CIANJUR, iNews.id - Seorang warga di Kabupaten Cianjur menyulap kios mi rebus menjadi galeri bonsai kelapa minion. Hasilnya, selama delapan bulan membuka galeri bonsai kelapa langsung kebanjiran order dari sejumlah wilayah di Indonesia.
Aang Abdul Jalil (45) warga Kecamatan Ciranjang, Cianjur, mengaku menjadi perajin bonsai kelapa berkat masukan dari istrinya agar lebih serius menekuni bonsai kelapa. Tidak hanya sebatas hobi yang tidak menghasilkan uang. Apalagi usahanya membuka kios mi rebus dan kopi sama sekali tidak bisa diandalkan selama pandemi Covid-19.

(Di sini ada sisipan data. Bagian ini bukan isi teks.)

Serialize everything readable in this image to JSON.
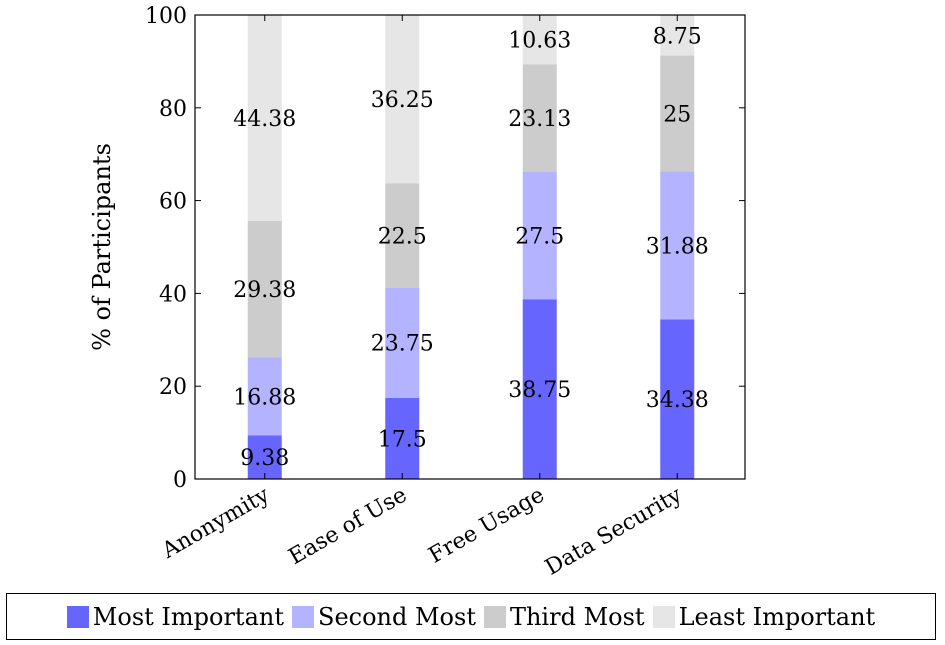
{
  "chart_data": {
    "type": "bar",
    "stacked": true,
    "categories": [
      "Anonymity",
      "Ease of Use",
      "Free Usage",
      "Data Security"
    ],
    "series": [
      {
        "name": "Most Important",
        "color": "#6666ff",
        "values": [
          9.38,
          17.5,
          38.75,
          34.38
        ],
        "labels": [
          "9.38",
          "17.5",
          "38.75",
          "34.38"
        ]
      },
      {
        "name": "Second Most",
        "color": "#b3b3ff",
        "values": [
          16.88,
          23.75,
          27.5,
          31.88
        ],
        "labels": [
          "16.88",
          "23.75",
          "27.5",
          "31.88"
        ]
      },
      {
        "name": "Third Most",
        "color": "#cccccc",
        "values": [
          29.38,
          22.5,
          23.13,
          25
        ],
        "labels": [
          "29.38",
          "22.5",
          "23.13",
          "25"
        ]
      },
      {
        "name": "Least Important",
        "color": "#e6e6e6",
        "values": [
          44.38,
          36.25,
          10.63,
          8.75
        ],
        "labels": [
          "44.38",
          "36.25",
          "10.63",
          "8.75"
        ]
      }
    ],
    "title": "",
    "xlabel": "",
    "ylabel": "% of Participants",
    "ylim": [
      0,
      100
    ],
    "yticks": [
      0,
      20,
      40,
      60,
      80,
      100
    ],
    "ytick_labels": [
      "0",
      "20",
      "40",
      "60",
      "80",
      "100"
    ],
    "grid": false,
    "legend_position": "bottom"
  }
}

Dia pun kemudian belajar dengan melihat postingan cara pembuatan bonsai di media sosial. Selain juga bertanya kepada perajin lain yang sudah lebih dulu menggeluti bonsai kelapa. Berkali-kali belajar dan uji coba akhirnya Aang mampu membuat sendiri bonsai kelapa yang saat ini sedang ngetren.
Dipilihnya kelapa jenis minion sebagai bahan baku bonsai karena terbilang unik dan menarik. Bentuknya tidak bulat, melainkan lonjong dan kecil. Sehingga ketika dibonsai akan memberikan daya tarik tersendiri. Apalagi kelapa minion ini terbilang sangat sulit untuk dikembangkan. Baginya cukup tertantang untuk membuat bonsai kelapa minion.
Dia menyebutkan, perlu keterampilan dan kesabaran tinggi ketika membuat bonsai kelapa. Bahkan dari bibit sampai dengan menghasilkan akar perlu waktu hingga berbulan-bulan. begitu pula agar daun tumbuh maksimal, perlu berkali-kali dilakukan pemangkasan. Sementara jenis kelapa lain yang bisa dibonsai, yakni kelapa ijo, gading oranye, gading susu dan kelapa cokelat wulung.